1/5 travailleur du secteur psycho-social envisage de changer de métier

 
 
 
Le virus n’est pas la cause d’une fuite des travailleurs psycho-sociaux, il est peut-être la goutte…
Des départs se constatent depuis bien avant la crise. Interrogé sur cette question, une personne qualifiée dans des fonctions éducatives et de chef de service plus tard m’en dit ceci ; “ Le modèle managérial, en lien avec la taille de l’institution, s’efforce à adopter des conduites, concepts liés à l’entreprise à finalité commerciale”.
Le management descendant estropie le temps consacré à l’élaboration des pratiques. Privé de ce temps de co-construction, Cfr Michel Foudriat, le croisement des regards dans l’institution diminue lui aussi. Or, c’est dans ces instants que se métabolisent les ressentis, les émotions à l’égard des situations des personnes accompagnées et c’est aussi celui de la construction du SENS. Les sociologues, psychologues… qui se sont penchés sur l’étiologie du burnout nous enseignent que la perte de sens est le facteur majeur en cause dans l’épuisement professionnel.
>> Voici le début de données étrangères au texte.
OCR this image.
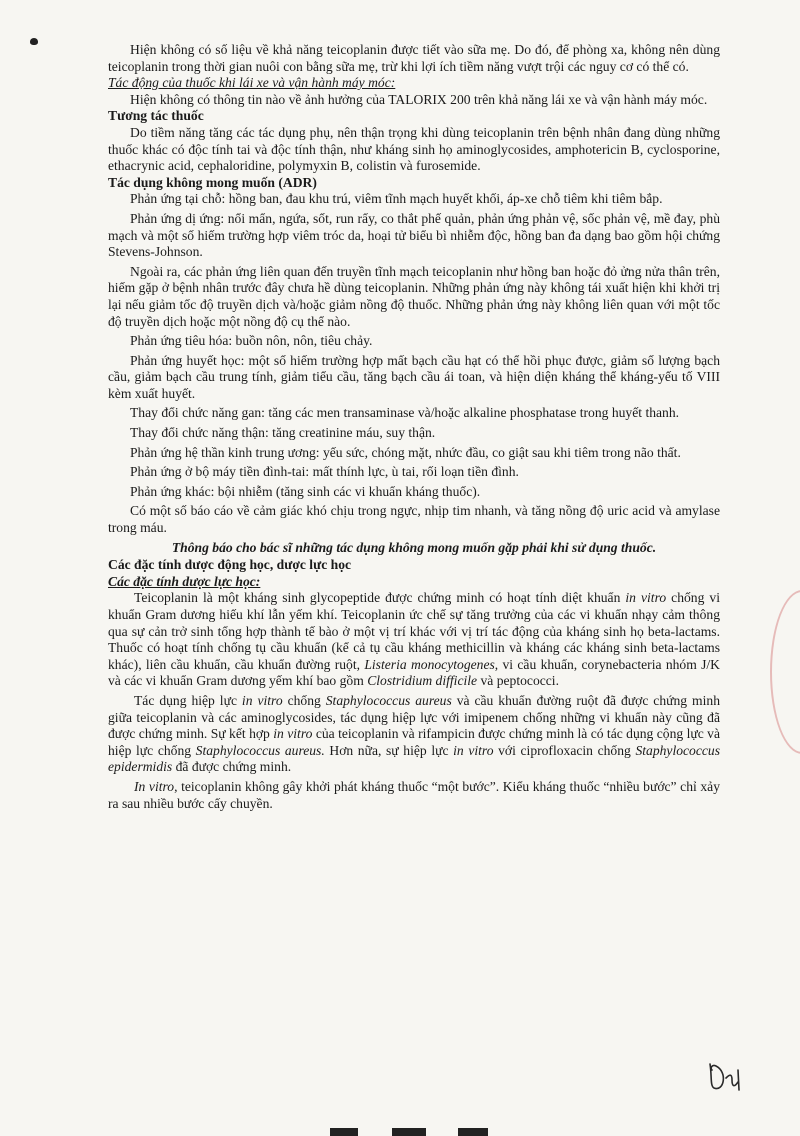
Hiện không có số liệu về khả năng teicoplanin được tiết vào sữa mẹ. Do đó, để phòng xa, không nên dùng teicoplanin trong thời gian nuôi con bằng sữa mẹ, trừ khi lợi ích tiềm năng vượt trội các nguy cơ có thể có.

Tác động của thuốc khi lái xe và vận hành máy móc:

Hiện không có thông tin nào về ảnh hưởng của TALORIX 200 trên khả năng lái xe và vận hành máy móc.

Tương tác thuốc

Do tiềm năng tăng các tác dụng phụ, nên thận trọng khi dùng teicoplanin trên bệnh nhân đang dùng những thuốc khác có độc tính tai và độc tính thận, như kháng sinh họ aminoglycosides, amphotericin B, cyclosporine, ethacrynic acid, cephaloridine, polymyxin B, colistin và furosemide.

Tác dụng không mong muốn (ADR)

Phản ứng tại chỗ: hồng ban, đau khu trú, viêm tĩnh mạch huyết khối, áp-xe chỗ tiêm khi tiêm bắp.

Phản ứng dị ứng: nổi mẩn, ngứa, sốt, run rẩy, co thắt phế quản, phản ứng phản vệ, sốc phản vệ, mề đay, phù mạch và một số hiếm trường hợp viêm tróc da, hoại tử biểu bì nhiễm độc, hồng ban đa dạng bao gồm hội chứng Stevens-Johnson.

Ngoài ra, các phản ứng liên quan đến truyền tĩnh mạch teicoplanin như hồng ban hoặc đỏ ửng nửa thân trên, hiếm gặp ở bệnh nhân trước đây chưa hề dùng teicoplanin. Những phản ứng này không tái xuất hiện khi khởi trị lại nếu giảm tốc độ truyền dịch và/hoặc giảm nồng độ thuốc. Những phản ứng này không liên quan với một tốc độ truyền dịch hoặc một nồng độ cụ thể nào.

Phản ứng tiêu hóa: buồn nôn, nôn, tiêu chảy.

Phản ứng huyết học: một số hiếm trường hợp mất bạch cầu hạt có thể hồi phục được, giảm số lượng bạch cầu, giảm bạch cầu trung tính, giảm tiểu cầu, tăng bạch cầu ái toan, và hiện diện kháng thể kháng-yếu tố VIII kèm xuất huyết.

Thay đổi chức năng gan: tăng các men transaminase và/hoặc alkaline phosphatase trong huyết thanh.

Thay đổi chức năng thận: tăng creatinine máu, suy thận.

Phản ứng hệ thần kinh trung ương: yếu sức, chóng mặt, nhức đầu, co giật sau khi tiêm trong não thất.

Phản ứng ở bộ máy tiền đình-tai: mất thính lực, ù tai, rối loạn tiền đình.

Phản ứng khác: bội nhiễm (tăng sinh các vi khuẩn kháng thuốc).

Có một số báo cáo về cảm giác khó chịu trong ngực, nhịp tim nhanh, và tăng nồng độ uric acid và amylase trong máu.

Thông báo cho bác sĩ những tác dụng không mong muốn gặp phải khi sử dụng thuốc.

Các đặc tính dược động học, dược lực học

Các đặc tính dược lực học:

Teicoplanin là một kháng sinh glycopeptide được chứng minh có hoạt tính diệt khuẩn in vitro chống vi khuẩn Gram dương hiếu khí lẫn yếm khí. Teicoplanin ức chế sự tăng trưởng của các vi khuẩn nhạy cảm thông qua sự cản trở sinh tổng hợp thành tế bào ở một vị trí khác với vị trí tác động của kháng sinh họ beta-lactams. Thuốc có hoạt tính chống tụ cầu khuẩn (kể cả tụ cầu kháng methicillin và kháng các kháng sinh beta-lactams khác), liên cầu khuẩn, cầu khuẩn đường ruột, Listeria monocytogenes, vi cầu khuẩn, corynebacteria nhóm J/K và các vi khuẩn Gram dương yếm khí bao gồm Clostridium difficile và peptococci.

Tác dụng hiệp lực in vitro chống Staphylococcus aureus và cầu khuẩn đường ruột đã được chứng minh giữa teicoplanin và các aminoglycosides, tác dụng hiệp lực với imipenem chống những vi khuẩn này cũng đã được chứng minh. Sự kết hợp in vitro của teicoplanin và rifampicin được chứng minh là có tác dụng cộng lực và hiệp lực chống Staphylococcus aureus. Hơn nữa, sự hiệp lực in vitro với ciprofloxacin chống Staphylococcus epidermidis đã được chứng minh.

In vitro, teicoplanin không gây khởi phát kháng thuốc “một bước”. Kiểu kháng thuốc “nhiều bước” chỉ xảy ra sau nhiều bước cấy chuyền.
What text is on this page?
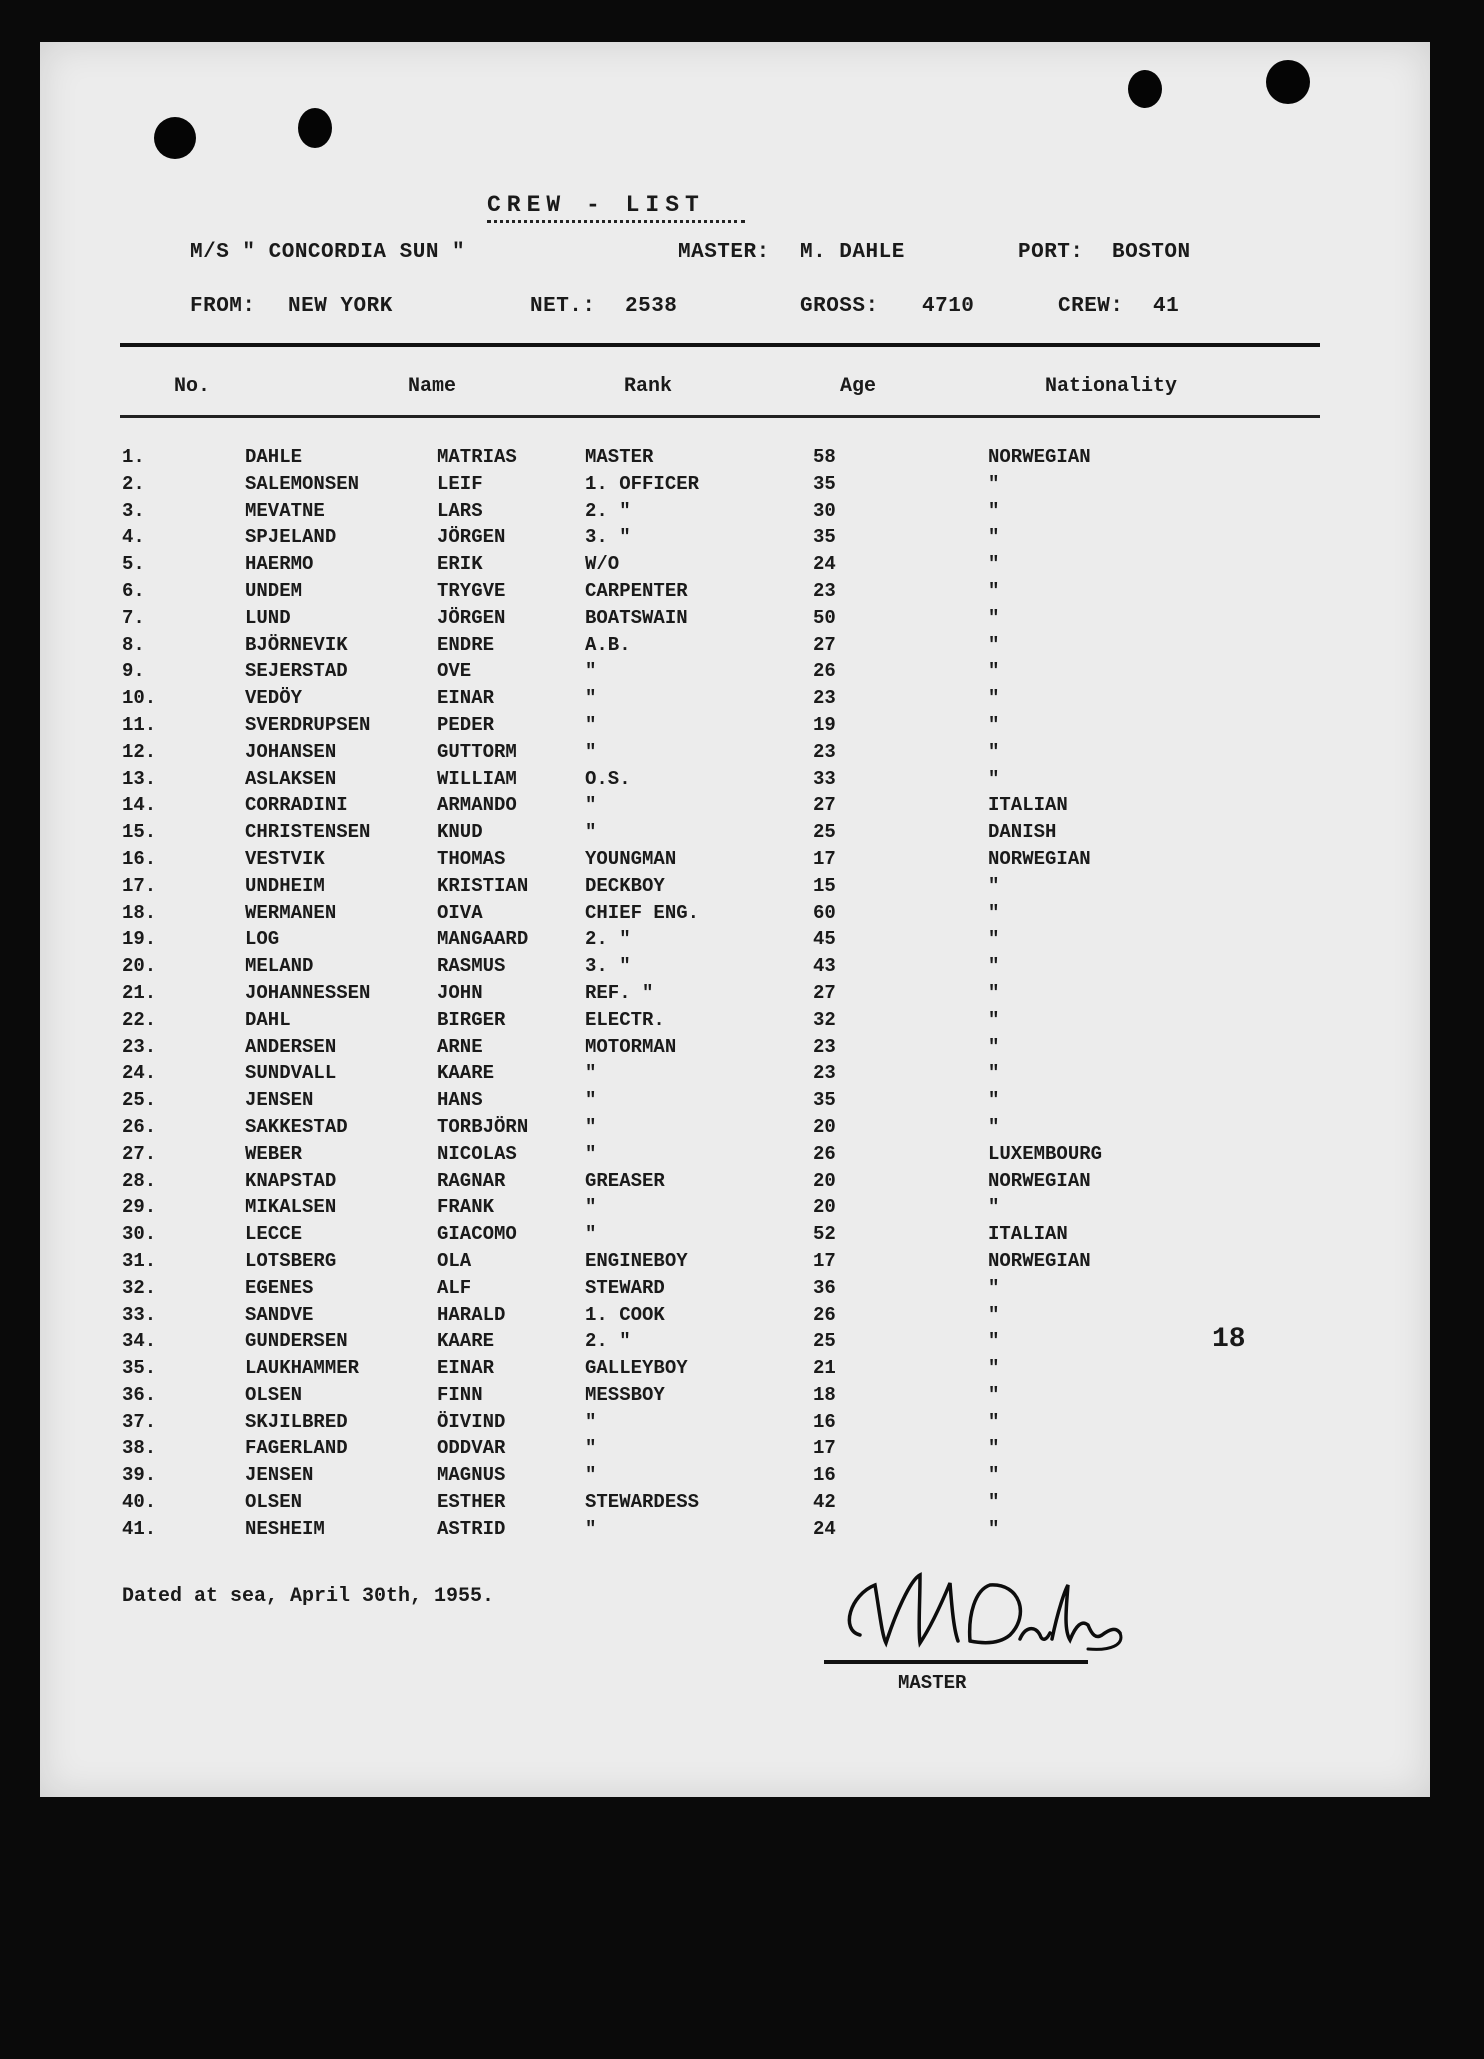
CREW - LIST
M/S " CONCORDIA SUN "	MASTER: M. DAHLE	PORT: BOSTON
FROM: NEW YORK	NET.: 2538	GROSS: 4710	CREW: 41
No.	Name	Rank	Age	Nationality
1.	DAHLE	MATRIAS	MASTER	58	NORWEGIAN
2.	SALEMONSEN	LEIF	1. OFFICER	35	"
3.	MEVATNE	LARS	2. "	30	"
4.	SPJELAND	JÖRGEN	3. "	35	"
5.	HAERMO	ERIK	W/O	24	"
6.	UNDEM	TRYGVE	CARPENTER	23	"
7.	LUND	JÖRGEN	BOATSWAIN	50	"
8.	BJÖRNEVIK	ENDRE	A.B.	27	"
9.	SEJERSTAD	OVE	"	26	"
10.	VEDÖY	EINAR	"	23	"
11.	SVERDRUPSEN	PEDER	"	19	"
12.	JOHANSEN	GUTTORM	"	23	"
13.	ASLAKSEN	WILLIAM	O.S.	33	"
14.	CORRADINI	ARMANDO	"	27	ITALIAN
15.	CHRISTENSEN	KNUD	"	25	DANISH
16.	VESTVIK	THOMAS	YOUNGMAN	17	NORWEGIAN
17.	UNDHEIM	KRISTIAN	DECKBOY	15	"
18.	WERMANEN	OIVA	CHIEF ENG.	60	"
19.	LOG	MANGAARD	2. "	45	"
20.	MELAND	RASMUS	3. "	43	"
21.	JOHANNESSEN	JOHN	REF. "	27	"
22.	DAHL	BIRGER	ELECTR.	32	"
23.	ANDERSEN	ARNE	MOTORMAN	23	"
24.	SUNDVALL	KAARE	"	23	"
25.	JENSEN	HANS	"	35	"
26.	SAKKESTAD	TORBJÖRN	"	20	"
27.	WEBER	NICOLAS	"	26	LUXEMBOURG
28.	KNAPSTAD	RAGNAR	GREASER	20	NORWEGIAN
29.	MIKALSEN	FRANK	"	20	"
30.	LECCE	GIACOMO	"	52	ITALIAN
31.	LOTSBERG	OLA	ENGINEBOY	17	NORWEGIAN
32.	EGENES	ALF	STEWARD	36	"
33.	SANDVE	HARALD	1. COOK	26	"
34.	GUNDERSEN	KAARE	2. "	25	"
35.	LAUKHAMMER	EINAR	GALLEYBOY	21	"
36.	OLSEN	FINN	MESSBOY	18	"
37.	SKJILBRED	ÖIVIND	"	16	"
38.	FAGERLAND	ODDVAR	"	17	"
39.	JENSEN	MAGNUS	"	16	"
40.	OLSEN	ESTHER	STEWARDESS	42	"
41.	NESHEIM	ASTRID	"	24	"
Dated at sea, April 30th, 1955.
MASTER
18
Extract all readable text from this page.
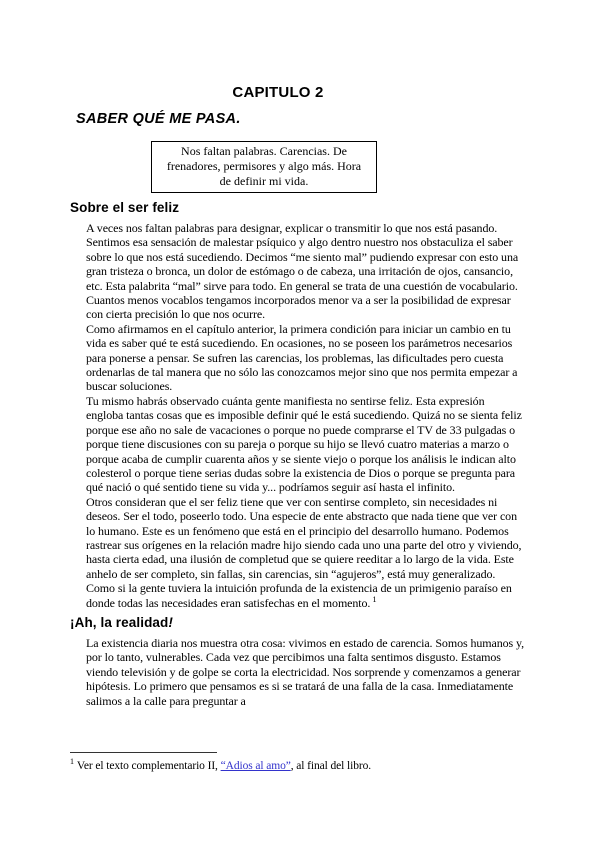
CAPITULO 2
SABER QUÉ ME PASA.
Nos faltan palabras. Carencias. De
frenadores, permisores y algo más. Hora
de definir mi vida.
Sobre el ser feliz

A veces nos faltan palabras para designar, explicar o transmitir lo que nos está pasando. Sentimos esa sensación de malestar psíquico y algo dentro nuestro nos obstaculiza el saber sobre lo que nos está sucediendo. Decimos “me siento mal” pudiendo expresar con esto una gran tristeza o bronca, un dolor de estómago o de cabeza, una irritación de ojos, cansancio, etc. Esta palabrita “mal” sirve para todo. En general se trata de una cuestión de vocabulario. Cuantos menos vocablos tengamos incorporados menor va a ser la posibilidad de expresar con cierta precisión lo que nos ocurre.

Como afirmamos en el capítulo anterior, la primera condición para iniciar un cambio en tu vida es saber qué te está sucediendo. En ocasiones, no se poseen los parámetros necesarios para ponerse a pensar. Se sufren las carencias, los problemas, las dificultades pero cuesta ordenarlas de tal manera que no sólo las conozcamos mejor sino que nos permita empezar a buscar soluciones.

Tu mismo habrás observado cuánta gente manifiesta no sentirse feliz. Esta expresión engloba tantas cosas que es imposible definir qué le está sucediendo. Quizá no se sienta feliz porque ese año no sale de vacaciones o porque no puede comprarse el TV de 33 pulgadas o porque tiene discusiones con su pareja o porque su hijo se llevó cuatro materias a marzo o porque acaba de cumplir cuarenta años y se siente viejo o porque los análisis le indican alto colesterol o porque tiene serias dudas sobre la existencia de Dios o porque se pregunta para qué nació o qué sentido tiene su vida y... podríamos seguir así hasta el infinito.

Otros consideran que el ser feliz tiene que ver con sentirse completo, sin necesidades ni deseos. Ser el todo, poseerlo todo. Una especie de ente abstracto que nada tiene que ver con lo humano. Este es un fenómeno que está en el principio del desarrollo humano. Podemos rastrear sus orígenes en la relación madre hijo siendo cada uno una parte del otro y viviendo, hasta cierta edad, una ilusión de completud que se quiere reeditar a lo largo de la vida. Este anhelo de ser completo, sin fallas, sin carencias, sin “agujeros”, está muy generalizado. Como si la gente tuviera la intuición profunda de la existencia de un primigenio paraíso en donde todas las necesidades eran satisfechas en el momento. $^1$

¡Ah, la realidad!

La existencia diaria nos muestra otra cosa: vivimos en estado de carencia. Somos humanos y, por lo tanto, vulnerables. Cada vez que percibimos una falta sentimos disgusto. Estamos viendo televisión y de golpe se corta la electricidad. Nos sorprende y comenzamos a generar hipótesis. Lo primero que pensamos es si se tratará de una falla de la casa. Inmediatamente salimos a la calle para preguntar a

$^1$ Ver el texto complementario II, “Adios al amo”, al final del libro.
Les « nécessités » de contenir, comprimer les dépenses réduisent ces temps de “travail en chambre”. Des compétitions malsaines apparaissent dans ces services privés de ces temps d’échanges. Il me semble qu’il s’accroît avec la taille des institutions sociales ou de santé. Les équipes ressentent le stress des cadres, elles les subissent et sont en délicatesse pour l’évoquer. Un sentiment d’omerta s’installe et grignotte…
Dans nos secteurs de la santé, de l’éducation spécialisée, de l’accompagnement social les processus d ‘évaluation sous tendants des objectifs de rendement amenuisent ces temps de “perlaboration”, en équipe, des agressions émotionnelles que vivent les TS desquelles les approches en relation d’aide nous enseignent que nous sommes partie du problème, que nos émotions sont des indicateurs utiles pour exercer dans ces métiers.
Est-ce cela que voulait dire Joseph Rouzel lorsqu’il évoque “l’impossible éducatif” ? Une autre personne concernée par ce choix de départ me confiait: “De la place où je suis je ressens fort bien l’insensé de ce que doit être un impossible labeur”
Le covid n’a fait qu’augmenter un mal être déjà existant en espaçant les temps de réunion dans les équipes.